The rest of the match day team remains the same as the Vodacom Bulls look to remain consistent in their performances with two matches left before the conclusion of Vodacom Super Rugby Unlocked.

“The players have done well in correcting the ship after a slow start against the Griquas and Cheetahs which is testament to their desire to go the whole nine yards and secure silverware.
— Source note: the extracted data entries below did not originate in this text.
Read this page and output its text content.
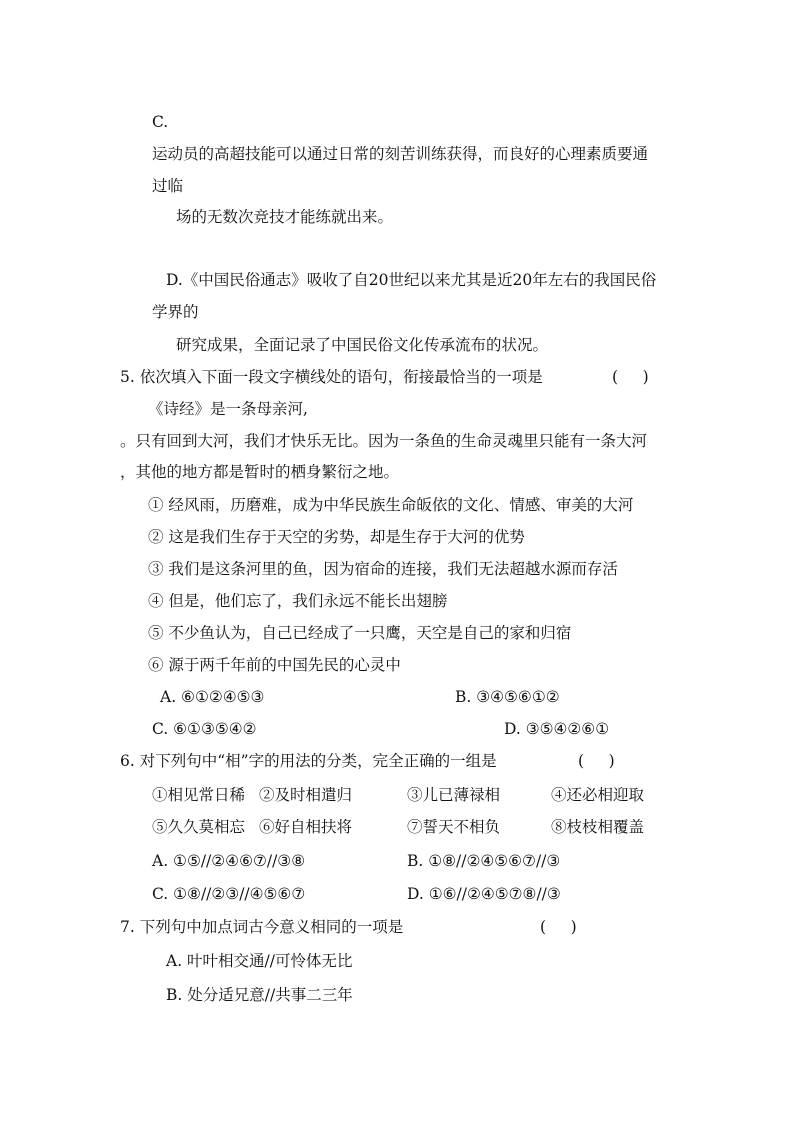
C.
运动员的高超技能可以通过日常的刻苦训练获得，而良好的心理素质要通
过临
场的无数次竞技才能练就出来。
D.《中国民俗通志》吸收了自20世纪以来尤其是近20年左右的我国民俗
学界的
研究成果，全面记录了中国民俗文化传承流布的状况。
5. 依次填入下面一段文字横线处的语句，衔接最恰当的一项是	(     )
《诗经》是一条母亲河,
。只有回到大河，我们才快乐无比。因为一条鱼的生命灵魂里只能有一条大河
，其他的地方都是暂时的栖身繁衍之地。
① 经风雨，历磨难，成为中华民族生命皈依的文化、情感、审美的大河
② 这是我们生存于天空的劣势，却是生存于大河的优势
③ 我们是这条河里的鱼，因为宿命的连接，我们无法超越水源而存活
④ 但是，他们忘了，我们永远不能长出翅膀
⑤ 不少鱼认为，自己已经成了一只鹰，天空是自己的家和归宿
⑥ 源于两千年前的中国先民的心灵中
A. ⑥①②④⑤③	B. ③④⑤⑥①②
C. ⑥①③⑤④②	D. ③⑤④②⑥①
6. 对下列句中“相”字的用法的分类，完全正确的一组是	(     )
①相见常日稀 ②及时相遣归	③儿已薄禄相	④还必相迎取
⑤久久莫相忘 ⑥好自相扶将	⑦誓天不相负	⑧枝枝相覆盖
A. ①⑤//②④⑥⑦//③⑧	B. ①⑧//②④⑤⑥⑦//③
C. ①⑧//②③//④⑤⑥⑦	D. ①⑥//②④⑤⑦⑧//③
7. 下列句中加点词古今意义相同的一项是	(     )
A. 叶叶相交通//可怜体无比
B. 处分适兄意//共事二三年
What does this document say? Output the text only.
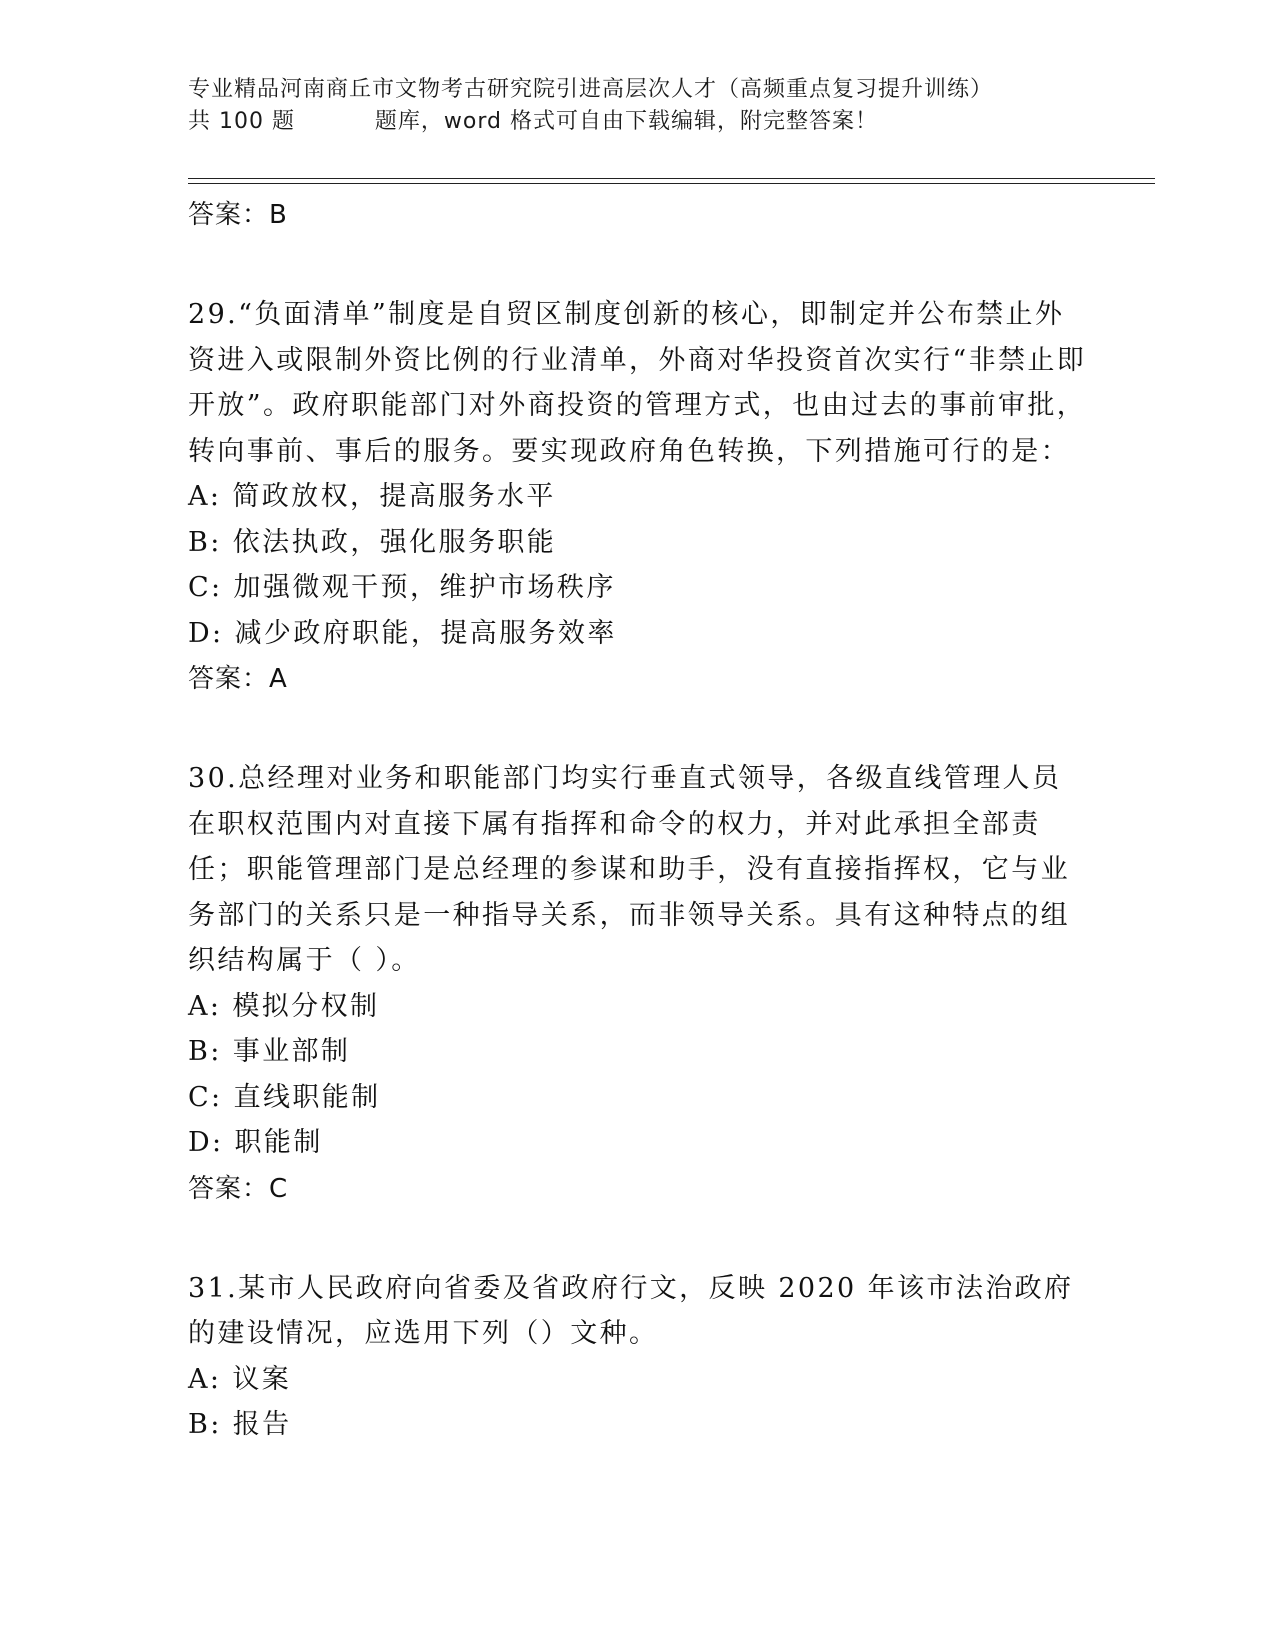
专业精品河南商丘市文物考古研究院引进高层次人才（高频重点复习提升训练）
共 100 题          题库，word 格式可自由下载编辑，附完整答案！
答案：B

29.“负面清单”制度是自贸区制度创新的核心，即制定并公布禁止外资进入或限制外资比例的行业清单，外商对华投资首次实行“非禁止即开放”。政府职能部门对外商投资的管理方式，也由过去的事前审批，转向事前、事后的服务。要实现政府角色转换，下列措施可行的是：

A: 简政放权，提高服务水平
B: 依法执政，强化服务职能
C: 加强微观干预，维护市场秩序
D: 减少政府职能，提高服务效率
答案：A

30.总经理对业务和职能部门均实行垂直式领导，各级直线管理人员在职权范围内对直接下属有指挥和命令的权力，并对此承担全部责任；职能管理部门是总经理的参谋和助手，没有直接指挥权，它与业务部门的关系只是一种指导关系，而非领导关系。具有这种特点的组织结构属于（ ）。

A: 模拟分权制
B: 事业部制
C: 直线职能制
D: 职能制
答案：C

31.某市人民政府向省委及省政府行文，反映 2020 年该市法治政府的建设情况，应选用下列（）文种。

A: 议案
B: 报告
However, our job is not yet done and we will have to have our wits about us when we face the Lions who will be confident after a strong performance last weekend,” said Vodacom Bulls Director of Rugby, Jake White.

Vodacom Bulls: 15. David Kriel, 14. Travis Ismaiel, 13. Stedman Gans, 12. Cornal Hendricks, 11. Kurt-Lee Arendse, 10. Morné Steyn, 9. Ivan van Zyl, 8. Duane Vermeulen (C), 7. Elrigh Louw, 6. Marco van Staden, 5. Walt Steenkamp, 4. Jason Jenkins, 3. Trevor Nyakane, 2. Johan Grobbelaar, 1. Jacques van Rooyen.

Replacements: 16. Joe van Zyl, 17. Gerhard Steenekamp, 18. Marcel van der Merwe, 19. Sintu Manjezi, 20. Nizaam Carr, 21. Embrose Papier, 22. Chris Smith, 23. Marco Jansen van Vuren.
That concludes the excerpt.